Frau Prof. Dr. Marie-Luise Dierks von der Medizinischen Hochschule Hannover und der Pa­tien­ten­uni­ver­si­tät gab im An­schluss einen Ein­blick in die Neu­o­ri­en­tie­rung der Gesundheitsdienste mit den Schwer­punk­ten Patienten- und Gesundheitsorientierung in der Versorgung. Sie vertrat die Mei­nung, dass Men­schen dank der For­de­rung­en der Ottawa-Charta weitgehende Kon­trol­le über ge­sund­heits­be­zo­ge­ne Ent­schei­dung­en und Handlungen zu­ge­stan­den wird. Die Stim­me der Patienten hat im Qua­li­täts­ma­na­ge­ment der Versorgungseinrichtungen einen neuen Stel­len­wert erlangt.

Mit dem The­ma „Gesundheitsbezogene Gemeinschaftsaktionen in Nachbarschaften“ gestaltete Frau Dr. Ant­je Richter-Kornweitz von der LVG &AFS den Ab­schluss der Ver­an­stal­tung. Sie beschrieb das ge­sund­heits­för­dern­de Potenzial nachbarschaftlicher Netzwerke, das in ge­mein­sam verfolgten Zielen, vertrauensvollen Beziehungen und sozialem Zu­sam­men­halt liegt und widmete sich der Fra­ge, wie un­terstützende nachbarschaftliche Beziehungen auch in struk­tu­rell be­nach­tei­lig­ten Settings ent­ste­hen kön­nen. Hier standen un­ter anderem Fra­gen nach Er­reich­bar­keit und Ein­be­zie­hung der Be­woh­ner­schaft selbst so­wie die Un­ter­stüt­zung von Selbstorganisation im Setting im Mit­tel­punkt. Zu den Erfolgsfaktoren gehört nach Richter-Kornweitz ne­ben äußeren Rah­men­be­din­gung­en ei­ne spezifische in­ne­re Haltung als Grund­la­ge professionellen Handelns.

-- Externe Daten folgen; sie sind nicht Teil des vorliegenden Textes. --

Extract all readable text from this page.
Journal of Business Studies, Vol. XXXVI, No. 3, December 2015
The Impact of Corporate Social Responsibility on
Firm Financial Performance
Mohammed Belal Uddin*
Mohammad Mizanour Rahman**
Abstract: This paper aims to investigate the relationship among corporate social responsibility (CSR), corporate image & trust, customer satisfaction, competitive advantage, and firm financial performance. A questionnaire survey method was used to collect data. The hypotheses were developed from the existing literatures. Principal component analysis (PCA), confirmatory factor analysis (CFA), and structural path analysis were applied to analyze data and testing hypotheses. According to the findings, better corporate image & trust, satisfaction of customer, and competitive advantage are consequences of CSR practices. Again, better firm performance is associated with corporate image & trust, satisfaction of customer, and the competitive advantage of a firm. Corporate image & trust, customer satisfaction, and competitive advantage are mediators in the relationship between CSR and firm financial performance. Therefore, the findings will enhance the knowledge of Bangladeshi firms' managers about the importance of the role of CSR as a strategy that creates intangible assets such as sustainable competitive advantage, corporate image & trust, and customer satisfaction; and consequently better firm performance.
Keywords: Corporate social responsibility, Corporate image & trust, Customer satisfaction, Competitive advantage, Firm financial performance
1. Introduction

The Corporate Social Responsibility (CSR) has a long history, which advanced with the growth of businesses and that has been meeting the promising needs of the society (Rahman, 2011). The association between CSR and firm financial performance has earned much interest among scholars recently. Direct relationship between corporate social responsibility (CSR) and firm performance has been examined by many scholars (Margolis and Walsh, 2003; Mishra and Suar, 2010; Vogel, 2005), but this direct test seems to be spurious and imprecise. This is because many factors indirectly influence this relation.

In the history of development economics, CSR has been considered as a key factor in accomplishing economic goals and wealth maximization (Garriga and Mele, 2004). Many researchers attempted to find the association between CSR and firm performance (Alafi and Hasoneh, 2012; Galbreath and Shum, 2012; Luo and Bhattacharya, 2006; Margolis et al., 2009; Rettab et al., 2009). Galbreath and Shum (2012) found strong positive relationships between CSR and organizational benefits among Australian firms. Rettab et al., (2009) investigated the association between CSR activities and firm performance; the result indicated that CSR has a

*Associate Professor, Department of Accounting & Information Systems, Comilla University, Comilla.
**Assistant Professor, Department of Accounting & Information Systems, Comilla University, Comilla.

Herr Prof. Dr. Wolf­gang Stark von der Uni­ver­si­tät Duisburg-Essen war bedauerlicherweise erkrankt und konnte mit seinem Vortrag zum The­ma „Par­ti­zi­pa­ti­on und Empowerment kon­kret: quo vadis?“ da­her lei­der nicht wie geplant di­rekt da­ran an­schlie­ßen. In einer einstündigen Se­quenz wurden Praxisbeispiele an­hand von Filmausschnitten gezeigt und diskutiert. Während der gesamtem Ver­an­stal­tung er­mög­lich­ten die Diskussionen an Gruppentischen den di­rekten Aus­tausch un­ter den Teilnehmenden und er­mög­lich­ten so ein di­rektes Feed-Back an die Vortragenden.

Die Gesamtmoderation wurde von Tho­mas Altgeld, Ge­schäfts­füh­rer der Landesvereinigung für Ge­sund­heit und Aka­de­mie für Sozialmedizin Nie­der­sach­sen e.V. übernommen.